Ada manusia yang sukses lahir-batin, setelah menempuh sekian tempaan hidup, namun tetap menaburkan benih–benih kebajikan. Ia menjadi bahagia, damai dan dinamis berkat pemikiran jernih, ucapan lembut, menyejukkan, sikap santun-beradab, dan tindakan berakhlak mulia.

Pun kita lihat betapa manusia yang semula tampak sukses ternyata akhirnya terpuruk dan tersuruk-suruk karena ia tak mau “merawat” benih-benih kebajikannya, atau “salah tanam” benih kezaliman yang mungkin cuma satu-dua butir.

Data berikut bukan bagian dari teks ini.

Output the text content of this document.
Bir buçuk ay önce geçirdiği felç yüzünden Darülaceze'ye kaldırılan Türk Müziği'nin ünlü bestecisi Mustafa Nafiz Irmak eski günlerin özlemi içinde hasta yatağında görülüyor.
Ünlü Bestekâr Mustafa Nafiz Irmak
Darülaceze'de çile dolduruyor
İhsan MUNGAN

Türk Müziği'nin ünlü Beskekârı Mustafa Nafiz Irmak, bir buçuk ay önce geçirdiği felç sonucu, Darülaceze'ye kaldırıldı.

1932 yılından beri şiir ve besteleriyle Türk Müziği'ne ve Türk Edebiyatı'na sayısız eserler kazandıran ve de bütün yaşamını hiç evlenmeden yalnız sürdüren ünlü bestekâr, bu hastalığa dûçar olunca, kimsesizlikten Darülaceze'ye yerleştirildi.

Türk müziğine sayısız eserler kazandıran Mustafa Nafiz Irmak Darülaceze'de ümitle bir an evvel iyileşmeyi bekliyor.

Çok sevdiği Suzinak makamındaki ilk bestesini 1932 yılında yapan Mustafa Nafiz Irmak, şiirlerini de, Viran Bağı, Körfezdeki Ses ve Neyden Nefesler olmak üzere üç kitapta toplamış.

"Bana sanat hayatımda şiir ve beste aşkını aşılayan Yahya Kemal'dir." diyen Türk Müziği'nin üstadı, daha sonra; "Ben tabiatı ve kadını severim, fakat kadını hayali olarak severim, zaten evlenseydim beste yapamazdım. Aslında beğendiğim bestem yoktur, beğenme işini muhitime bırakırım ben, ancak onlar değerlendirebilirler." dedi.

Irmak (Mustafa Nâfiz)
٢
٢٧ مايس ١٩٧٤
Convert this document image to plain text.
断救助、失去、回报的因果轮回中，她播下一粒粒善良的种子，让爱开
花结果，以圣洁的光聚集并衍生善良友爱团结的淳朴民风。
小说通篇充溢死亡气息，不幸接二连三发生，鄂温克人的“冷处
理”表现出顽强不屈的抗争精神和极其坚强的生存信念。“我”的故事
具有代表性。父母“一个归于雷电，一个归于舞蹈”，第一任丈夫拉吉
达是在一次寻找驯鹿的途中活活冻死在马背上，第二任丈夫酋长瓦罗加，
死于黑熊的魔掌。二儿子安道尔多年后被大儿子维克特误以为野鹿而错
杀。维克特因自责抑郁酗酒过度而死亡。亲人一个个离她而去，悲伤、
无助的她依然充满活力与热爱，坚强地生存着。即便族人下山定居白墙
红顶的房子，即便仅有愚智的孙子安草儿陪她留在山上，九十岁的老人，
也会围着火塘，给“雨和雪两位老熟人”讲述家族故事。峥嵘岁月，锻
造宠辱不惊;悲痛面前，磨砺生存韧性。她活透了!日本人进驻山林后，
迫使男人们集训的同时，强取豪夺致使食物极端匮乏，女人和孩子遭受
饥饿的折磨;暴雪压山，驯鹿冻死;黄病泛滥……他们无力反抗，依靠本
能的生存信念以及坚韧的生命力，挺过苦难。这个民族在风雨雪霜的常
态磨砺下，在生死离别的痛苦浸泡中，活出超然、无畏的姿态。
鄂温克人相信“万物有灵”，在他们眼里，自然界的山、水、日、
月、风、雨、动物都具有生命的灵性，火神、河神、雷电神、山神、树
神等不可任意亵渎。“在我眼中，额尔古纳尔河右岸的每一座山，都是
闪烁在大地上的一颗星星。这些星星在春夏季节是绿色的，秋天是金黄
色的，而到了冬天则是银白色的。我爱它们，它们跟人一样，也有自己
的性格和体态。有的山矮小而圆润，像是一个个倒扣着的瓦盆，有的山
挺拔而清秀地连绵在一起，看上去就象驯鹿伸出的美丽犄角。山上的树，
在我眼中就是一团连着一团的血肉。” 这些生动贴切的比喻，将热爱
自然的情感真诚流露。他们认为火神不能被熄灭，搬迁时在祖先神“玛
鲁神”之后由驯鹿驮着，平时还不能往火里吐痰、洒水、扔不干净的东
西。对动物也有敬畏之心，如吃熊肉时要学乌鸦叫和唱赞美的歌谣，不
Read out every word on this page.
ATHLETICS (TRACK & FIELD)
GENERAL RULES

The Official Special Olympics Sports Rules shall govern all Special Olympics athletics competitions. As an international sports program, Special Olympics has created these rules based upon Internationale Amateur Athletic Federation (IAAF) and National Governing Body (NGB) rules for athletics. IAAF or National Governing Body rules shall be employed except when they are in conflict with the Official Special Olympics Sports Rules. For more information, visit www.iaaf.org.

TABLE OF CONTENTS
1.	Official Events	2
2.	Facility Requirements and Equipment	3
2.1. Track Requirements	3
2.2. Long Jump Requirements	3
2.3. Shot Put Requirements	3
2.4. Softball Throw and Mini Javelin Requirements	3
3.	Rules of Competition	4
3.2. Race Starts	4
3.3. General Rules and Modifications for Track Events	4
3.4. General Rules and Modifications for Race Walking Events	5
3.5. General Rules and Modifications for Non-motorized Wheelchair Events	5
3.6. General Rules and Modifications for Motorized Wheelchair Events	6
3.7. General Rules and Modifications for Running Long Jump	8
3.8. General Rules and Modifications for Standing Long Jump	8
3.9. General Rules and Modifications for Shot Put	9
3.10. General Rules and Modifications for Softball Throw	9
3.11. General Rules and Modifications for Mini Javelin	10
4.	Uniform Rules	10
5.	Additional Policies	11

Karena nila setitik, rusak susu sebelanga.

Dulu Diego Maradona disanjung hampir setiap orang, namun akibat terlibat bisnis narkoba, ia seakan lenyap ditelan bumi. Mike Tyson akhirnya juga terpuruk oleh serangkaian kasus karena ulahnya yang ugal-ugalan dan dumeh jagoan.

Michael Gorbachev amat populer pada 1990-an dengan Glasnost dan Perestroika-nya. Gebrakan konsep politiknya diharapkan membuahkan supremasi demokrasi dan kebebasan. Namun, ternyata namanya terkubur bersama puing – puing eks-Uni Soviet.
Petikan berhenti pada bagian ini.